A different challenge awaited Frances when she was assigned to the Philippines and became part of the parish pastoral team in Ozamiz on the island of Mindanao. Now her days were given to visiting and caring for the sick in their homes or in hospital as well as participating in feeding programmes and medical care for the undernourished poor who came for help. In this work she was surely reminded and inspired by the public life of Jesus who reached out with loving, caring compassion to all in need.
A totally new ministry awaited Frances when she moved to another diocese some distance from Ozamiz. From Molave, in the diocese of Pagadian, she initiated a parish/diocesan programme for family life enrichment and guidance. As a wise missionary, she soon began training a core group of women who would go with her from parish to parish throughout the diocese, meet and give seminars to married couples or couples soon to be married, training and encouraging them in maintaining good marriage relationships, in natural family planning methods and encouraging them to keep prayer at the heart of their homes. The people of Molave were sad to see her leave their parish, but they have not forgotten her. To this day her core group of faithful companions continue her work with the same zeal which she inspired in them. They will be really sad to learn of her death.
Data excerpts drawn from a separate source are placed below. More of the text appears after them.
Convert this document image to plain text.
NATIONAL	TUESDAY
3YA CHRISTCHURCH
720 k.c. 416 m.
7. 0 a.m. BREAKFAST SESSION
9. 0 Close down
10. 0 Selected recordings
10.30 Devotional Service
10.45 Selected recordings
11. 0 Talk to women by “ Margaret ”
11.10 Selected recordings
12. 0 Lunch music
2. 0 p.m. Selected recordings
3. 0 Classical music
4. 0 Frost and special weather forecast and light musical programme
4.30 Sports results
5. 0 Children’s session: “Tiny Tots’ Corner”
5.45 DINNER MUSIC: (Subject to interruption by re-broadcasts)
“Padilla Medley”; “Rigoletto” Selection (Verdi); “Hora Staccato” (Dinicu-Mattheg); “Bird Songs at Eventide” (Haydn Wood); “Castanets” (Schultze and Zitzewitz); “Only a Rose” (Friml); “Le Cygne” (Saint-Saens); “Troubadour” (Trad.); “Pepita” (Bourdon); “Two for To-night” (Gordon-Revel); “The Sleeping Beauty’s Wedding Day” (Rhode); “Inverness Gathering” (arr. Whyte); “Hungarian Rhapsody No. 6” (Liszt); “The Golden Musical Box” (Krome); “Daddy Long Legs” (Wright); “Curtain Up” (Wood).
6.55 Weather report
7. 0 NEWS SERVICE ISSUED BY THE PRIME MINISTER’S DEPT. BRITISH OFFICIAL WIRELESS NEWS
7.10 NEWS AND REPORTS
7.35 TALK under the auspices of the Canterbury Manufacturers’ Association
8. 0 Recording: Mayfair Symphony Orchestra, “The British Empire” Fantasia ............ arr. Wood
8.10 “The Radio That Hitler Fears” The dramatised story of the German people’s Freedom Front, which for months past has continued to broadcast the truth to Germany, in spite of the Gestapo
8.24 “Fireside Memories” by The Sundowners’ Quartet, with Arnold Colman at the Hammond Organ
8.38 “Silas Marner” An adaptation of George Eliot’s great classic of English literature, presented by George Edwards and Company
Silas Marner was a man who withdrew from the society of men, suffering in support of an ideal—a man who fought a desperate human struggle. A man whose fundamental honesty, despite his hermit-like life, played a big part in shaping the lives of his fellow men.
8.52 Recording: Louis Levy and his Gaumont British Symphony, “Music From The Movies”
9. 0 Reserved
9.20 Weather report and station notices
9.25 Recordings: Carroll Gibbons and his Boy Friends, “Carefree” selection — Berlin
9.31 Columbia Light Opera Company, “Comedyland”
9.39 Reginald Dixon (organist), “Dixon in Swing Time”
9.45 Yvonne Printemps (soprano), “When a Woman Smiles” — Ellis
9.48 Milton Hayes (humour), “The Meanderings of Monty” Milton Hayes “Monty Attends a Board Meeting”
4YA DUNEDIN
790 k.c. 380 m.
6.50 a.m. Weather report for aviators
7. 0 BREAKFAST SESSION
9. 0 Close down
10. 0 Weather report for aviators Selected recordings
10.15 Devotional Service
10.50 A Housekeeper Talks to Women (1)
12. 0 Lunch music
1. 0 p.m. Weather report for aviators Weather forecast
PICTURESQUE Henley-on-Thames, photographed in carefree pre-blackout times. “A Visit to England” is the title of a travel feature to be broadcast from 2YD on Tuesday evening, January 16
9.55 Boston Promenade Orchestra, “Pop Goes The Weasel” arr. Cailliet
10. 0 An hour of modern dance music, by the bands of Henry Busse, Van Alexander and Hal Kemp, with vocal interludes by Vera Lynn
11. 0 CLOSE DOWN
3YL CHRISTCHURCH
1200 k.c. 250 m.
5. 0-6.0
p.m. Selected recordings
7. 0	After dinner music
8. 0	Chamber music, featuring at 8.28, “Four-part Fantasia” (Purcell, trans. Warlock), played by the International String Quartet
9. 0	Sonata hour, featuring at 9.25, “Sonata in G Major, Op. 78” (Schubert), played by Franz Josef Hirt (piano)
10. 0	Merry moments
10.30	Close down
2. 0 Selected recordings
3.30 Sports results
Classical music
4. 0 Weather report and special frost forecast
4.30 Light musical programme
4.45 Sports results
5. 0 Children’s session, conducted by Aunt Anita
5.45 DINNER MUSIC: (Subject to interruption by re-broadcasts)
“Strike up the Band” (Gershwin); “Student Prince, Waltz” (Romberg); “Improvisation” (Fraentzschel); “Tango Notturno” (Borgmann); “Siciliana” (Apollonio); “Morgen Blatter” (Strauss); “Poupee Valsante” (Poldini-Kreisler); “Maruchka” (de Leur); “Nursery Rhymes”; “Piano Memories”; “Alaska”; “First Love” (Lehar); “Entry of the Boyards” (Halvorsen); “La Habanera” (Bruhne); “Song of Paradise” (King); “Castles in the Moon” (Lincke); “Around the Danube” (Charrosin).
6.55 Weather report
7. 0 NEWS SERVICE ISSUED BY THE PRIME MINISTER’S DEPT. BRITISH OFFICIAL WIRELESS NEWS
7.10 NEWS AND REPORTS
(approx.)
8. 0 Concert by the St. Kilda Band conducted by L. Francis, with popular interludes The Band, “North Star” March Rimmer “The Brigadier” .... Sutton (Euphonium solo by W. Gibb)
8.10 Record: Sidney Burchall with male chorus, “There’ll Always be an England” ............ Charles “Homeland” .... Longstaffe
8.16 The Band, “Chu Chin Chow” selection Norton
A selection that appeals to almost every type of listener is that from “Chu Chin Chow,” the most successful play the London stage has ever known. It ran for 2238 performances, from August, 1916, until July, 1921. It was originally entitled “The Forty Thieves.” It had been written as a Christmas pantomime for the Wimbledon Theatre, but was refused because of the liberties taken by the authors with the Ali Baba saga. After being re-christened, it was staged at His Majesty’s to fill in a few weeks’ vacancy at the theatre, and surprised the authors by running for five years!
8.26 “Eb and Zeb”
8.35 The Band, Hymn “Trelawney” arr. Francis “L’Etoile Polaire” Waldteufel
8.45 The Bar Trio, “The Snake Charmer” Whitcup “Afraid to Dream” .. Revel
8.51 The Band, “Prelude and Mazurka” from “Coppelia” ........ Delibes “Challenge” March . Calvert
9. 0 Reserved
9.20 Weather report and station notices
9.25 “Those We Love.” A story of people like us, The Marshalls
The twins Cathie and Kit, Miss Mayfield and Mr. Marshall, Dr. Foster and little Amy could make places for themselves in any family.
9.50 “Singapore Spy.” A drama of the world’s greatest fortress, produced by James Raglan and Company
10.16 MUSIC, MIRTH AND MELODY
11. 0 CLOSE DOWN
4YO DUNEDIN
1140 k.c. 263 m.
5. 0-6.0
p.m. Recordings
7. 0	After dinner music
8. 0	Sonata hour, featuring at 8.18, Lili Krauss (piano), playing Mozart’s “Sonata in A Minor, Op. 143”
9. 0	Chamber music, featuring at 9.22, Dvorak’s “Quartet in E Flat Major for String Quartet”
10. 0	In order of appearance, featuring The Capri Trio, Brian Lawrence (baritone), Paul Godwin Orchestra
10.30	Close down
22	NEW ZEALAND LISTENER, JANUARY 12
Frances’s health began to decline in the late 1970s and it was time for her to withdraw from active ministry abroad. Back in Ireland, she participated for as long as she could in the mission of our community here, still maintaining and expecting the same high standards which she had set herself at the beginning of her missionary life. However pain and disability gradually claimed her energy and independence. For me it was sad to see this great nurse submit to being nursed, but just as she had made demands upon herself in the course of her various ministries, so she expected the same high standards from those who cared for her. She could be quick from time to time to ‘have a go’ at those of us who tried to meet her needs on any level. It was always good to know that her fine spirit was well in touch with what was going on around her.
Gradually she entered the realm of peace and contentment. She had given her all to God, had experienced that nothing could come between her and his love. Her motto, adopted on the day of her Final Profession stated simply: ‘My God and my All’ – God was her all and she was all his. No wonder she ended her earthly life so peacefully.
It has seemed to me for many, many years now that when Frances joined our Congregation her parents and family joined us also, but in a capacity different from that of Frances. She would go to mission lands; they would remain at home with us, sharing our efforts to provide for the maintenance of our missions. We are all aware of the Produce Stall set up annually at our Sale of Work. At this stall customers and supporters can still find the finest homemade jams – which weren’t made overnight but demanded painstaking fruit picking and cooking in the course of months from the Dalys and their co-Columban supporters. Farm and garden produce from many sources find their way to the stall which they manage and it is a stall sure to be cleared well before the Sale ends.
It seems fitting that on this day when we thank God for giving Frances to our congregation that we thank her family too – the generations of Dalys who walk with us generously as we do our best to share the treasure of God’s love which inspired and impelled Frances throughout her life. Frances has now made her generation of the Daly family complete win heaven. May she enjoy with them forever the unimaginable joy of God’s infinite peace and love!